All-night fight against cancer

24-hour dancing raises record funds

Savyon Duke’s feet barely touched the ground the entire 24 hours of DanceBlue.

If he wasn’t being carried around on the back of Alpha Phi Omega team members, he was busy running around Memorial Coliseum playing games and talking with the many people that were happy to see him there again for another year.

Looking at seven-year-old Savyon, it wasn’t easy to tell he was a cancer survivor. He was diagnosed with leukemia in 2003 but is currently in remission.

DanceBlue, the student-led fundraiser for the Pediatric Oncology Unit at UK Children’s Hospital, had its third-annual 24-hour dance marathon on Friday and Saturday in Memorial Coliseum. While supporting children like Savyon is at the root of DanceBlue, the event was aimed just as much at families.

Savyon’s parents, Doralice and Ricky Duke, and all four of their children have come to the event each year.

“We’ve been looking forward to this all year,” Doralice Duke said.

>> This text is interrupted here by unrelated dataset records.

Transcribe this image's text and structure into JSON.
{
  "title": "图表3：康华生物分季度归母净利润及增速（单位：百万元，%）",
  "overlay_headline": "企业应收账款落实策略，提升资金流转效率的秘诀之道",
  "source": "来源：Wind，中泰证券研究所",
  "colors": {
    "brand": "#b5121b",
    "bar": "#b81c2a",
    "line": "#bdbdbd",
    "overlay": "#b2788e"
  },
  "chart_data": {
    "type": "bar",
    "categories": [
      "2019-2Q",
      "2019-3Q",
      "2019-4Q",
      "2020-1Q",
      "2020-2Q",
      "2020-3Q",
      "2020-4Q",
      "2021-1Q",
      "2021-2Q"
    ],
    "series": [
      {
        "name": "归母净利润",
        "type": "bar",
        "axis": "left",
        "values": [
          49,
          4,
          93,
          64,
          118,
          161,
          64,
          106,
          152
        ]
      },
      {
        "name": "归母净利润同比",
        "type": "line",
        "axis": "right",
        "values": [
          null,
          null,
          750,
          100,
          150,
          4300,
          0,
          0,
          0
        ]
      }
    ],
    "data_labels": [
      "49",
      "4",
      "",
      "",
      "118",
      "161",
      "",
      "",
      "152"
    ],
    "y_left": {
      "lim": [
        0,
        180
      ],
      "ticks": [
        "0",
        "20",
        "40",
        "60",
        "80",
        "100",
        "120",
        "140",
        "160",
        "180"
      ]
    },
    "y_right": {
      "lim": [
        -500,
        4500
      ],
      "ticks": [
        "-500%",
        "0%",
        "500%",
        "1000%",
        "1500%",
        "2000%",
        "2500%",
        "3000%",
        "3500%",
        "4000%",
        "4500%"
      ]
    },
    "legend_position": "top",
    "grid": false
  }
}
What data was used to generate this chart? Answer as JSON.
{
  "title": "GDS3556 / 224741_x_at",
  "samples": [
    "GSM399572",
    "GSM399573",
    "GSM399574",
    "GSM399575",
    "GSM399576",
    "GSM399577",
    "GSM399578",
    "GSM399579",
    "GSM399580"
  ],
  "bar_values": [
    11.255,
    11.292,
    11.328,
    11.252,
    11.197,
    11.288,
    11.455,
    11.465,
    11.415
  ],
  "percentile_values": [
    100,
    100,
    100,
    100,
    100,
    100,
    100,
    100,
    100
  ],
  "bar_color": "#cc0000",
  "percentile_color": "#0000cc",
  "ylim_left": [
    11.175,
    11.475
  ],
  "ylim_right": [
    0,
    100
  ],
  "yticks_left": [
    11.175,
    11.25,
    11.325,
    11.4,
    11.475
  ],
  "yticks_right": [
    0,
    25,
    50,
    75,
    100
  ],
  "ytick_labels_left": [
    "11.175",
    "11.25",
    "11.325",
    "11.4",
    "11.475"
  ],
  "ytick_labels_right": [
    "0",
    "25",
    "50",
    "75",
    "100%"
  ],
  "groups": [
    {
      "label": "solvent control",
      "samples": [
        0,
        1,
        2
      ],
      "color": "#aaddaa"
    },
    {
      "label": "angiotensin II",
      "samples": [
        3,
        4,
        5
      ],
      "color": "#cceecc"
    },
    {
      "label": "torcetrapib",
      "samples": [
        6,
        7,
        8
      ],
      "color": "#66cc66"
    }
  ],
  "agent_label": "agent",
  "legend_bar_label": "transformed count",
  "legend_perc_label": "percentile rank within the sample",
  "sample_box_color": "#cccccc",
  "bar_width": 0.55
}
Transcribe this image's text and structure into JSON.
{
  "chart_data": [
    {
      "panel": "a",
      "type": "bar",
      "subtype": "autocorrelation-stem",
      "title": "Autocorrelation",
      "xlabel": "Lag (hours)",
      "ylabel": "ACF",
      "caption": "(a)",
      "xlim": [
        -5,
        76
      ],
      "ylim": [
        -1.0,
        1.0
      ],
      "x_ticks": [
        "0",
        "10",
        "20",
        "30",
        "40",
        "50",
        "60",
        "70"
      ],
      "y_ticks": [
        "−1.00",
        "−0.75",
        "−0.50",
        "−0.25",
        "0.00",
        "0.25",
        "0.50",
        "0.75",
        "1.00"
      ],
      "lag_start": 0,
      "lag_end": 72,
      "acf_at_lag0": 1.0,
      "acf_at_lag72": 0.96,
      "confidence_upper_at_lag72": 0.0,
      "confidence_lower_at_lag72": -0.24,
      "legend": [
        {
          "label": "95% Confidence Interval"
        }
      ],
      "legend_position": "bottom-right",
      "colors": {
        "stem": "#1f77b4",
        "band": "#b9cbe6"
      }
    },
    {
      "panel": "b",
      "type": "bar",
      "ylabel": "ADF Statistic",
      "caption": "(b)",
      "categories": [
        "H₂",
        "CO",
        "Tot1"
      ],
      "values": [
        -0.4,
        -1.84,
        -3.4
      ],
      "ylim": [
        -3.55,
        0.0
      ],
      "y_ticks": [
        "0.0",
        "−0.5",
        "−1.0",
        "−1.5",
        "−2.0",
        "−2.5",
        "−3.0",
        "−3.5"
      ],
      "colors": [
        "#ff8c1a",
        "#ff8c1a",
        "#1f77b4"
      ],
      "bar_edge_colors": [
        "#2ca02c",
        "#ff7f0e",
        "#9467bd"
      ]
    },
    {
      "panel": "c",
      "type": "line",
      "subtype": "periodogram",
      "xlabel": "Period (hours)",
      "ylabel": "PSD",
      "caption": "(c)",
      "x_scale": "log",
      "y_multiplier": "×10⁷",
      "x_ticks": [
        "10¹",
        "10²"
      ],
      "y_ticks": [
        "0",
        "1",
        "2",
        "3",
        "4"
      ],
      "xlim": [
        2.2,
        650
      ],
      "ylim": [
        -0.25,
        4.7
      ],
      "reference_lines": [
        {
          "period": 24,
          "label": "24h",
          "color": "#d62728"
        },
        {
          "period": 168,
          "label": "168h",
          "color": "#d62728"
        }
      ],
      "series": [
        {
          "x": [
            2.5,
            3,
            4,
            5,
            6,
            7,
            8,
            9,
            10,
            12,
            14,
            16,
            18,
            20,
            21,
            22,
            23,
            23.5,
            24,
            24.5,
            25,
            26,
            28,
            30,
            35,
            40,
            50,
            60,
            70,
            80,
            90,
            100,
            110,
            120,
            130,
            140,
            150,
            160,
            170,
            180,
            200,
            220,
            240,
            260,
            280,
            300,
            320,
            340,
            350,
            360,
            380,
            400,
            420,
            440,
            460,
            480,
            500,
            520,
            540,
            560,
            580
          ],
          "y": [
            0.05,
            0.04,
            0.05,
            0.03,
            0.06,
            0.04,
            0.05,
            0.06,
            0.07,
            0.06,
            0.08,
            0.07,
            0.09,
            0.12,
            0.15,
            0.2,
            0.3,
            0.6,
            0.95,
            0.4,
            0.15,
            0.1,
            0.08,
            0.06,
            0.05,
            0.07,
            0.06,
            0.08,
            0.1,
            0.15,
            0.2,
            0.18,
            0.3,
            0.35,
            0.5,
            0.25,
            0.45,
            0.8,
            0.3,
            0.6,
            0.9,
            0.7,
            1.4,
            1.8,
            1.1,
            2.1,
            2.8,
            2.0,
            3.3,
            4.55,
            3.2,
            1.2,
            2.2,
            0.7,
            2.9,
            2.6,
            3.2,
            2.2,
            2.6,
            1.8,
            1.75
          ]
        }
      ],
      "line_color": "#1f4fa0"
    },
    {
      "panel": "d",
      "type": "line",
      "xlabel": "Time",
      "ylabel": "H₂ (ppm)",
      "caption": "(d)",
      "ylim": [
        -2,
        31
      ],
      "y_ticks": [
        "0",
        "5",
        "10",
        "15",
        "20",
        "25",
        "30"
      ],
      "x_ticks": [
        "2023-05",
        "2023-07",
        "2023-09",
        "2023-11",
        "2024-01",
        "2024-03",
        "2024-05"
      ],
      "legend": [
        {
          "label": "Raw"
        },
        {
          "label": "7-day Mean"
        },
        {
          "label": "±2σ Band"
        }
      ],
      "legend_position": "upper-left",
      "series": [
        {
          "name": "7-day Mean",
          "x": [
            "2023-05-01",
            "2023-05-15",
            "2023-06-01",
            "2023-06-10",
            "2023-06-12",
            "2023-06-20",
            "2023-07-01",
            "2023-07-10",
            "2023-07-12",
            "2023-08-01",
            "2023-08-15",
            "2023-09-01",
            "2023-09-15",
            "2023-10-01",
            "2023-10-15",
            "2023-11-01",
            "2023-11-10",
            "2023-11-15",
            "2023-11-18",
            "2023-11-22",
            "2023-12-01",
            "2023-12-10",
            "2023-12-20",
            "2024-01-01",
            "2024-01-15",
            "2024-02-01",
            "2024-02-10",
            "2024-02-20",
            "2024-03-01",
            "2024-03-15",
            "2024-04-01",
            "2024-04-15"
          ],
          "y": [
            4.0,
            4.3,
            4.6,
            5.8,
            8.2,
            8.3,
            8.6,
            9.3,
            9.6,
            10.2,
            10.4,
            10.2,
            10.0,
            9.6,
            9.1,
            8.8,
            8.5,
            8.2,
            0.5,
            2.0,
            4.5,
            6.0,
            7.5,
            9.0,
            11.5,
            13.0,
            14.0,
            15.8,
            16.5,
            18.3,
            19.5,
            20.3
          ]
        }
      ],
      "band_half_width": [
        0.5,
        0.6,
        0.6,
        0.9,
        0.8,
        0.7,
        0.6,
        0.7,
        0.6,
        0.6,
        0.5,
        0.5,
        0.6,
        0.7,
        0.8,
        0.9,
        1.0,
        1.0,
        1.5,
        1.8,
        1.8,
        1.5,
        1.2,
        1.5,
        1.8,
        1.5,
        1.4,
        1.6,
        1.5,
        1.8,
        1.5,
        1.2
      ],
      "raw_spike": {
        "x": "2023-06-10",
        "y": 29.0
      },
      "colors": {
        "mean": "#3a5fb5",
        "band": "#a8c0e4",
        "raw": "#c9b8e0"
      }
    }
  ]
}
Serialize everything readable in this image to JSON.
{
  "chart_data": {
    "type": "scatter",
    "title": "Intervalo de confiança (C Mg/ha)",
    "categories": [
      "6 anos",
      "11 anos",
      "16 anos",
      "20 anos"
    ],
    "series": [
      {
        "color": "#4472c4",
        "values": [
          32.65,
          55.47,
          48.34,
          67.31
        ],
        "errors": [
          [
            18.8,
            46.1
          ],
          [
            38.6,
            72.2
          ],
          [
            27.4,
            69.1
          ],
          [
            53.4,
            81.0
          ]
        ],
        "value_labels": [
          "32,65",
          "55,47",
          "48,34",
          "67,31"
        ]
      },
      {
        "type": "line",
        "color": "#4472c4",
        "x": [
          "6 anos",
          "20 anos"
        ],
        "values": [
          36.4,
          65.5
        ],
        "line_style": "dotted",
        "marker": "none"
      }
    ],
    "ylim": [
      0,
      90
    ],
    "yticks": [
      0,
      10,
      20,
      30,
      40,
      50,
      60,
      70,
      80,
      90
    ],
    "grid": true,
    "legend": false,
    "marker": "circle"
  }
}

This year, DanceBlue raised $424,855, almost doubling the total from last year, and nearly 500 UK students danced for a solid 24 hours at the event. The money helps provide emotional support for families that have children with cancer, as well as help to fund cancer research, according to the DanceBlue Web site (

To help support the event, Gov. Steve Beshear declared Saturday to be DanceBlue Day, and men’s basketball coach Billy Gillispie came to Memorial Coliseum on Saturday evening and donated $10,000 toward the cause.

“I wish I had one tenth of the toughness that these young people and their parents have,” Gillispie said.

Student groups and organizations formed 75 different teams for this year’s event, said Megan Tolley, vice chair of DanceBlue and an integrated strategic communications and English senior.

Many of the teams adopted families with children diagnosed with cancer and sponsored them for the marathon. Also, families and the teams have activities, such as dinners and barbeques, together throughout the year, Tolley said.

Savyon’s adopted team, the co-ed service fraternity Alpha Phi Omega, featured photos of him on the back of their DanceBlue shirts. Kari Zander, a member of APO and a chemistry sophomore, supported her team from the audience and said she thinks the event is a good opportunity not just for the families, but also for the dancers and everyone supporting them.

“It is great when a group of college students can come together and support a great cause like this,” Zander said.

Special events were held throughout the 24 hours of DanceBlue, including a pep rally featuring UK basketball players, cheerleaders, dancers and members of the band. Laptops were available for student use, along with ping pong tables, cornhole boards, craft stations and non-stop music throughout the night encouraging teams to keep dancing. Even as dancers grew tired on Saturday afternoon, the atmosphere remained upbeat.

Tolley said she believes the event was beneficial beyond raising money.

“Financially, the money goes toward the kids and helping to pay for things like medical bills,” Tolley said. “But the families that are here get to see how many kids come out that really care.”

Doug Cheek was at DanceBlue this year under different circumstances than when he went the first time. His daughter Tiffany attended the first DanceBlue in 2006 but died from leukemia later that year.

“I keep coming back to show support for this worthy cause,” said Cheek, who wore a hat adorned with buttons featuring pictures of his daughter.

“Tiffany would want me to be here. I know she’s here somewhere, I just haven’t found her yet.”